The Right Coast
March 27, 2005
By Tom Smith
I found this analysis by Hugh Hewitt pretty persuasive. It seems to me hyper-technical to say, as the 11th Circuit apparently did, and as Ann Althouse approves of their doing, that the statute Congrees passed gave federal courts jurisdiction to hear de novo any federal claims TS happened to have, without actually giving her any such claim, if she didn't already have one. Federal jurisdiction is a notoriously tough area (at least I am notorious for not knowing it), but I don't see how this reading makes the statute anything but a nullity-- something you should avoid in reading statutes. So, if the law was intended only to let federal claims be litigated on TS's behalf, why would you need a statute giving federal courts the jurisdiction to do that? Don't they already have jurisdiction over federal claims? On the other hand, if the idea was to let certain state law issues be relitigated de novo as federal issues, well, you would need a statute for that.
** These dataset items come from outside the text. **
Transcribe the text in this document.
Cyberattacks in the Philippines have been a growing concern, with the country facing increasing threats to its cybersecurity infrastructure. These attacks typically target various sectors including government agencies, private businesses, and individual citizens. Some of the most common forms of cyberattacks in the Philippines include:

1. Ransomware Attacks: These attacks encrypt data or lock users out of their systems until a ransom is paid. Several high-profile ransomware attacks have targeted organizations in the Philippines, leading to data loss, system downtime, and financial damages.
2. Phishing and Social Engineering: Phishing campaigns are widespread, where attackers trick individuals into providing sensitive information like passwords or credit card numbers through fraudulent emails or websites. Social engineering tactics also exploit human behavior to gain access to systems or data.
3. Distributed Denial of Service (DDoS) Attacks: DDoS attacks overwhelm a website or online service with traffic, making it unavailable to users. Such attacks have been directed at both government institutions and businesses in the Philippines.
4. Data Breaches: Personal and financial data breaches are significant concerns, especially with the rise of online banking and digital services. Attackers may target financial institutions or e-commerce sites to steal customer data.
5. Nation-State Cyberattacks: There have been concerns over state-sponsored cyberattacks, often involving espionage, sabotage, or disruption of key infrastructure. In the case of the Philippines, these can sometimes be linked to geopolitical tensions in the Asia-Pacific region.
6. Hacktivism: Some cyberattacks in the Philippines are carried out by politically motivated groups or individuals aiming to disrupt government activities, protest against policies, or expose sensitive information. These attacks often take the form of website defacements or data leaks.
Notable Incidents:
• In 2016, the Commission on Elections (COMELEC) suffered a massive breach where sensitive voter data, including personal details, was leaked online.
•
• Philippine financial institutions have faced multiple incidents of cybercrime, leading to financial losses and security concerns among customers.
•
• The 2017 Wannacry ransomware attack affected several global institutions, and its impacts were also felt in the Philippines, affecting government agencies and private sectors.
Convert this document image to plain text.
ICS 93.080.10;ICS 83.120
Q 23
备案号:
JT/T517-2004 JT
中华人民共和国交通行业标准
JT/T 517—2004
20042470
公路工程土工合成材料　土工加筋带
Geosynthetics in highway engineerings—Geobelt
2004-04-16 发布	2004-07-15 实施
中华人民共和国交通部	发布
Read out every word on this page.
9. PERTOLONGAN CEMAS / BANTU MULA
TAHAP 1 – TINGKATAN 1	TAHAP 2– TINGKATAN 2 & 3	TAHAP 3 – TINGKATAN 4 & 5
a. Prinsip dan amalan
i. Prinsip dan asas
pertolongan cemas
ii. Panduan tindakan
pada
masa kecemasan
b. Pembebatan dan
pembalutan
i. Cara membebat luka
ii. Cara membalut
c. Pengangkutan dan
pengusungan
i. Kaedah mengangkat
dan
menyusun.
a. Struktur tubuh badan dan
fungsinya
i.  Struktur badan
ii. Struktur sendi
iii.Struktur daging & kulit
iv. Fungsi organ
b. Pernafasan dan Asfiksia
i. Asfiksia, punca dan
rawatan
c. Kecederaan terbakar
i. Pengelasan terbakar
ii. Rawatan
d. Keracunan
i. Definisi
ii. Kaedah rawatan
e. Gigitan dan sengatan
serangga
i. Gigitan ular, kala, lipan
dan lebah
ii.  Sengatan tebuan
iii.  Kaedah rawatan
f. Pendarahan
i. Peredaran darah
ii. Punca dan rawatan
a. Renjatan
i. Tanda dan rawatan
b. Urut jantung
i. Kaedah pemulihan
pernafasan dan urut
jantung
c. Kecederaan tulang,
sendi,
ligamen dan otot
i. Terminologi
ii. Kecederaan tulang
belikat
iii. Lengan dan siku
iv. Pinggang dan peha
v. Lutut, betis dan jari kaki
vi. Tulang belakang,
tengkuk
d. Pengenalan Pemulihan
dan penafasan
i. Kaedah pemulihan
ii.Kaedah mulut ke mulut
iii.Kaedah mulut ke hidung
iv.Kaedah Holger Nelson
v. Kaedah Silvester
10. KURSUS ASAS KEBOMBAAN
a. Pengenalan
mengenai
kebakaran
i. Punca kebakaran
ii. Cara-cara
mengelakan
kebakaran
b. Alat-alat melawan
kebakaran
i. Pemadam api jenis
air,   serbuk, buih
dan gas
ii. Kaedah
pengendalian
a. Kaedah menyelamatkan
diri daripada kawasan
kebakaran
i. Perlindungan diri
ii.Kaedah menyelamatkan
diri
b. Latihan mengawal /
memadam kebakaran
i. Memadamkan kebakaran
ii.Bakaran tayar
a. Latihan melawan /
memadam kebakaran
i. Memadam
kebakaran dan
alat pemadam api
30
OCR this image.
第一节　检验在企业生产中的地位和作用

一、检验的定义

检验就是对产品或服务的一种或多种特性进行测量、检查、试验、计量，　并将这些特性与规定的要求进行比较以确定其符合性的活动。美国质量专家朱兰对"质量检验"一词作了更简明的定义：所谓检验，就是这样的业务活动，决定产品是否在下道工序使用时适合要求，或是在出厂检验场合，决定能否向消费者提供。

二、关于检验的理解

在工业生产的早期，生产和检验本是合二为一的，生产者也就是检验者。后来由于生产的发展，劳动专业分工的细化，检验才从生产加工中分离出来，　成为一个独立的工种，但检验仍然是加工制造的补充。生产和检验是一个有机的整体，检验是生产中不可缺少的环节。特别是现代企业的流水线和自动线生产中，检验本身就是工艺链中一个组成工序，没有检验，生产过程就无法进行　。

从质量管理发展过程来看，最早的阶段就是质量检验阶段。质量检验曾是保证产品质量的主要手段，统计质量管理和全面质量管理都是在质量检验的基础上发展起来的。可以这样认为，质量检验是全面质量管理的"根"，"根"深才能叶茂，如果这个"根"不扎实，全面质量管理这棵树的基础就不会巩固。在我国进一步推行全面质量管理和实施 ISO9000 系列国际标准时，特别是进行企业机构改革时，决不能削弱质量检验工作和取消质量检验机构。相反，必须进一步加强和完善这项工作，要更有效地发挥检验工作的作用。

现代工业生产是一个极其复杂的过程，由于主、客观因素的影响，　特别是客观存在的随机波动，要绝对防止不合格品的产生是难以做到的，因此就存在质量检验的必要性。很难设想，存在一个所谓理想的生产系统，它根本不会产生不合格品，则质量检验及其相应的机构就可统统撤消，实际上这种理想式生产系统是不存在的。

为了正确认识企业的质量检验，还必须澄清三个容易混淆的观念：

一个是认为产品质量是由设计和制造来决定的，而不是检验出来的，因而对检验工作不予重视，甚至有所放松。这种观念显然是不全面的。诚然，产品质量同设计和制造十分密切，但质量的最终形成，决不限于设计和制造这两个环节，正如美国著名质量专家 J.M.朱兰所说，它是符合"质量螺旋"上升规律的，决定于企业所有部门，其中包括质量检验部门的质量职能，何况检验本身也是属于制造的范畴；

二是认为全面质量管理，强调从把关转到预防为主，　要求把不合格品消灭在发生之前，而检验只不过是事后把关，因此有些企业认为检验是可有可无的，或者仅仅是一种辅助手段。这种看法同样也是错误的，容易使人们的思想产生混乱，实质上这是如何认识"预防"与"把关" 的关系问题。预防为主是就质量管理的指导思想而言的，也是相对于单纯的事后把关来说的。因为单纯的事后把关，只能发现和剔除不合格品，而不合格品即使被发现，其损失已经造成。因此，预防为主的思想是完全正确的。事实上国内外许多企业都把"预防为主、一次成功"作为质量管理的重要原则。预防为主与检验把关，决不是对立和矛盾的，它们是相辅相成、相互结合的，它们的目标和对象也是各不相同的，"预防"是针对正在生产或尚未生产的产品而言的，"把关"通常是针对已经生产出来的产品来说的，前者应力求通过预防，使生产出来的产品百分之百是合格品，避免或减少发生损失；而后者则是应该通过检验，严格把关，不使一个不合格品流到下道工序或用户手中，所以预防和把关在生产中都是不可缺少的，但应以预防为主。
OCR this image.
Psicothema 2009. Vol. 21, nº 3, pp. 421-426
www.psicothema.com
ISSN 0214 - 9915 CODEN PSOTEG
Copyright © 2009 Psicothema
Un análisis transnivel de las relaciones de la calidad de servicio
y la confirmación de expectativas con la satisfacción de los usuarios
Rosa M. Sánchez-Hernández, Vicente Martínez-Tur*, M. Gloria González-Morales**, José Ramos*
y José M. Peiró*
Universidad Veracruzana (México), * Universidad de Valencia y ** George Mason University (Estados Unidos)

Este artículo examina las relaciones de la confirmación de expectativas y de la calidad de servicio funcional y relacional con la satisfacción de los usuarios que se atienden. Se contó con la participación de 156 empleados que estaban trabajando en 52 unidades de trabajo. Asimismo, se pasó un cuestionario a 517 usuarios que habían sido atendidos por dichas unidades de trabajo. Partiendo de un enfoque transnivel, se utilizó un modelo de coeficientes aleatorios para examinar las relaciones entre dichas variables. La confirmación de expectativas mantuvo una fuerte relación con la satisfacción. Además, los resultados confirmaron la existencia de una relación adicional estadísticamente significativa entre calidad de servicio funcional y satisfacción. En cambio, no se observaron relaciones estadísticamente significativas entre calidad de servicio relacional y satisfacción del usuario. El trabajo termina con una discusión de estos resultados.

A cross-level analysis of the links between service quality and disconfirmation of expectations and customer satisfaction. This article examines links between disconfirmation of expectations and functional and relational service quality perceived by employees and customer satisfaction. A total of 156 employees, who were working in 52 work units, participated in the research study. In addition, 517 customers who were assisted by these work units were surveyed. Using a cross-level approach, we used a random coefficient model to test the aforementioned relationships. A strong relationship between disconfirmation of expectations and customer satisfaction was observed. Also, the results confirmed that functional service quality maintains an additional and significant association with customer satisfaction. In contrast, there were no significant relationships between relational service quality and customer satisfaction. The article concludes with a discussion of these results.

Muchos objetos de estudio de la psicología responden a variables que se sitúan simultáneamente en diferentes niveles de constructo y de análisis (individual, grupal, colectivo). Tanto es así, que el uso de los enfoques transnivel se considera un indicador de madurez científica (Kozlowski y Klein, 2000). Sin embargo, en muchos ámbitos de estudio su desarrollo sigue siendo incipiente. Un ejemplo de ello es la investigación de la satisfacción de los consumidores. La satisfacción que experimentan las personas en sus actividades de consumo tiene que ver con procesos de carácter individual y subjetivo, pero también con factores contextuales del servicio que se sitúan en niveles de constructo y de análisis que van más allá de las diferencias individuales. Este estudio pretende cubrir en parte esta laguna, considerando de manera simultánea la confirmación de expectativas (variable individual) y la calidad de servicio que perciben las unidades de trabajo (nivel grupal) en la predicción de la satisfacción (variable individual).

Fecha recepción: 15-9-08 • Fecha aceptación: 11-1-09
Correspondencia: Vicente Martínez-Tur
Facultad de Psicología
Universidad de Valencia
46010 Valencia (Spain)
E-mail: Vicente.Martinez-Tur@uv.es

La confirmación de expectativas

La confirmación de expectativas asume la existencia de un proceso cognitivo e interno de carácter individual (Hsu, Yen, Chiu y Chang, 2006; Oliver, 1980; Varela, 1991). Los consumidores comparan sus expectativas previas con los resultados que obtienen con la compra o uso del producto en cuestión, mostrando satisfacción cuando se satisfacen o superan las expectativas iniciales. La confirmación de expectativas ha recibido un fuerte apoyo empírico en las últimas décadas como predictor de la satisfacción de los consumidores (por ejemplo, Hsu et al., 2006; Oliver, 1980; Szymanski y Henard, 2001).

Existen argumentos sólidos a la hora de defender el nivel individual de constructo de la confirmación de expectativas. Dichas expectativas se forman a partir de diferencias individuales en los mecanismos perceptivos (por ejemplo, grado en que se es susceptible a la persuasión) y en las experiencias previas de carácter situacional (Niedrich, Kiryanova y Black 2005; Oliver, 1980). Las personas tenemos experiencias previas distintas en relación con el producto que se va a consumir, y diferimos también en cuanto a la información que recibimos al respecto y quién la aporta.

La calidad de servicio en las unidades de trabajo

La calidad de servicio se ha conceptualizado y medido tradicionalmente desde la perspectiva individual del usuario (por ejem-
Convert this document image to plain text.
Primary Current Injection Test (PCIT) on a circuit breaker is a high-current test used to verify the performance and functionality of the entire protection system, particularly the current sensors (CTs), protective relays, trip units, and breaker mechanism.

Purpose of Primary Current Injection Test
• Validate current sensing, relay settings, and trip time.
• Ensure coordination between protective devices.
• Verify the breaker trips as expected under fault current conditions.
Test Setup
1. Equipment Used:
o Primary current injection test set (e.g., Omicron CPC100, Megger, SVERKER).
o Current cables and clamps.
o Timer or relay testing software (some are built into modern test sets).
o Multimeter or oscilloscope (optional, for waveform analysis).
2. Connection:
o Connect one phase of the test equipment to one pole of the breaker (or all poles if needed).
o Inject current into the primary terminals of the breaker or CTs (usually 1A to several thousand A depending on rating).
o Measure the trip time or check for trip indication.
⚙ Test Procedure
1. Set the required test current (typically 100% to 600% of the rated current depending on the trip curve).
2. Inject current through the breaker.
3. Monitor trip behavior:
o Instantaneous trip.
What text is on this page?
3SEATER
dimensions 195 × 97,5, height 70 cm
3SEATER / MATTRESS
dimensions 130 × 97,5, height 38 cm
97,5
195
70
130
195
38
Even hard-core textualists would be disinclined to read a federal statute so that it made no new law, especially when the intent was pretty clearly to do something. It is one thing to say, as between doing two things, what the statute actually says, and what Congress seems to have intended, you have to do the former. It's quite another to say you have to do the former, even if your reading of the statute gives it no effect at all. I am also enough of a realist to think what happened here is that the Clinton-nominated judges on the 11th circuit found the TS statute and the way it was passed very distasteful, were out of sympathy with the underlying "pro-life" philosophy, and so were happy to find a reading of it that frustrated Congressional intent. Of course, it is at least as hard to know what is going on inside the brain of a federal judge as it is to know what is going on inside the brain of Terry Schaivo. But in Terry's defense, there is no reason to suspect she is deliberately doing the opposite of what her job is supposed to be.